Because more often than not, when Roxburgh reaches for her foam roller, she's using it to "restore the connective tissue," she says, "flush the lymph system and also peel away the layers of stress and density and thickness." Read: Ditch the puffiness and deliver on the promises in her book, Taller, Slimmer, Younger

The science of it all involves your body's fascia, or what experts are calling your sensory organ, "the webbing that wraps around our entire bodies like a matrix," says Roxburgh, existing in between the muscle and skin not unlike Saran Wrap. Age, injury, stress—got any of that these days?—causes it to become thicker and denser, in turn, making your muscles appear bulkier.

When you properly apply pressure via the roller, "It's like if you took a rolling pin to some dough," notes the body alignment pro. "You're kind of squeezing and wringing it out." (As an added bonus, the work is said to calm the nervous system and stimulate the release of serotonin and oxytocin. Yay, happiness!)

An altogether satisfying sounding process, it's what happens when a sure-handed masseuse targets the area that's been plaguing your upper back. "A knot is a piece of scar tissue, which is connective tissues that's been bound up from stress, trauma, tension, postural imbalances, emotional stuff," explains Roxburgh. "And so, essentially, that tissue becomes, instead of that nice cotton candy webbing, it actually becomes hard, thick and dense and it doesn't allow that blood flow."

The same idea applies to your muscles. When you use the foam roller properly, says Roxburgh, "You're basically peeling back those layers of thickness and density."

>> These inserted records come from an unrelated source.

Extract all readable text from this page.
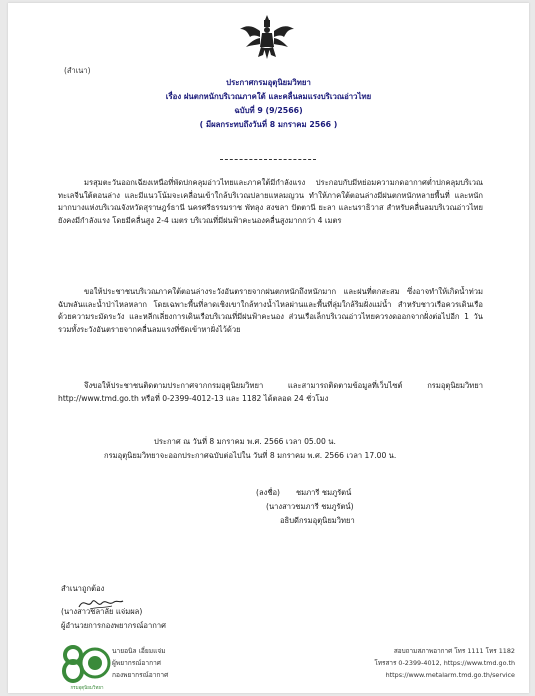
(สำเนา)
ประกาศกรมอุตุนิยมวิทยา
เรื่อง ฝนตกหนักบริเวณภาคใต้ และคลื่นลมแรงบริเวณอ่าวไทย
ฉบับที่ 9 (9/2566)
( มีผลกระทบถึงวันที่ 8 มกราคม 2566 )
มรสุมตะวันออกเฉียงเหนือที่พัดปกคลุมอ่าวไทยและภาคใต้มีกำลังแรง ประกอบกับมีหย่อมความกดอากาศต่ำปกคลุมบริเวณทะเลจีนใต้ตอนล่าง และมีแนวโน้มจะเคลื่อนเข้าใกล้บริเวณปลายแหลมญวน ทำให้ภาคใต้ตอนล่างมีฝนตกหนักหลายพื้นที่ และหนักมากบางแห่งบริเวณจังหวัดสุราษฎร์ธานี นครศรีธรรมราช พัทลุง สงขลา ปัตตานี ยะลา และนราธิวาส สำหรับคลื่นลมบริเวณอ่าวไทยยังคงมีกำลังแรง โดยมีคลื่นสูง 2-4 เมตร บริเวณที่มีฝนฟ้าคะนองคลื่นสูงมากกว่า 4 เมตร
ขอให้ประชาชนบริเวณภาคใต้ตอนล่างระวังอันตรายจากฝนตกหนักถึงหนักมาก และฝนที่ตกสะสม ซึ่งอาจทำให้เกิดน้ำท่วมฉับพลันและน้ำป่าไหลหลาก โดยเฉพาะพื้นที่ลาดเชิงเขาใกล้ทางน้ำไหลผ่านและพื้นที่ลุ่มใกล้ริมฝั่งแม่น้ำ สำหรับชาวเรือควรเดินเรือด้วยความระมัดระวัง และหลีกเลี่ยงการเดินเรือบริเวณที่มีฝนฟ้าคะนอง ส่วนเรือเล็กบริเวณอ่าวไทยควรงดออกจากฝั่งต่อไปอีก 1 วัน รวมทั้งระวังอันตรายจากคลื่นลมแรงที่ซัดเข้าหาฝั่งไว้ด้วย
จึงขอให้ประชาชนติดตามประกาศจากกรมอุตุนิยมวิทยา และสามารถติดตามข้อมูลที่เว็บไซต์ กรมอุตุนิยมวิทยา http://www.tmd.go.th หรือที่ 0-2399-4012-13 และ 1182 ได้ตลอด 24 ชั่วโมง
ประกาศ ณ วันที่ 8 มกราคม พ.ศ. 2566 เวลา 05.00 น.
กรมอุตุนิยมวิทยาจะออกประกาศฉบับต่อไปใน วันที่ 8 มกราคม พ.ศ. 2566 เวลา 17.00 น.
(ลงชื่อ) ชมภารี ชมภูรัตน์
(นางสาวชมภารี ชมภูรัตน์)
อธิบดีกรมอุตุนิยมวิทยา
สำเนาถูกต้อง
(นางสาวชลาลัย แจ่มผล)
ผู้อำนวยการกองพยากรณ์อากาศ
กรมอุตุนิยมวิทยา
นายอนิล เอี่ยมแจ่ม
ผู้พยากรณ์อากาศ
กองพยากรณ์อากาศ
สอบถามสภาพอากาศ โทร 1111 โทร 1182
โทรสาร 0-2399-4012, https://www.tmd.go.th
https://www.metalarm.tmd.go.th/service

Or, as Paltrow raves, "It works with the fascia and targets pain, excess weight, and puffiness. It's an amazing tool to streamline your shape." 

To start, make sure you have a medium-density roller that's firm, but not too hard as the benefits are tougher to come by when you see it as a cruel torture device. (Roxburgh's model has a memory foam-like texture and circular bumps for more massaging.) 

Then set aside a few minutes before your normal training sessions to, you know, rock and roll. "You're going to have more flexibility, more range of motion. So you're going to get more out of your workouts," she says of using the tool as a warm-up. "And you're going to be able to build those longer, leaner muscles."

Roxburgh's site is chock full of movements and targeted programs that you can try, but she's shared her top moves to get you started in the video above. Devote just 10 or so minutes a day to practice and soon you'll be rolling in compliments.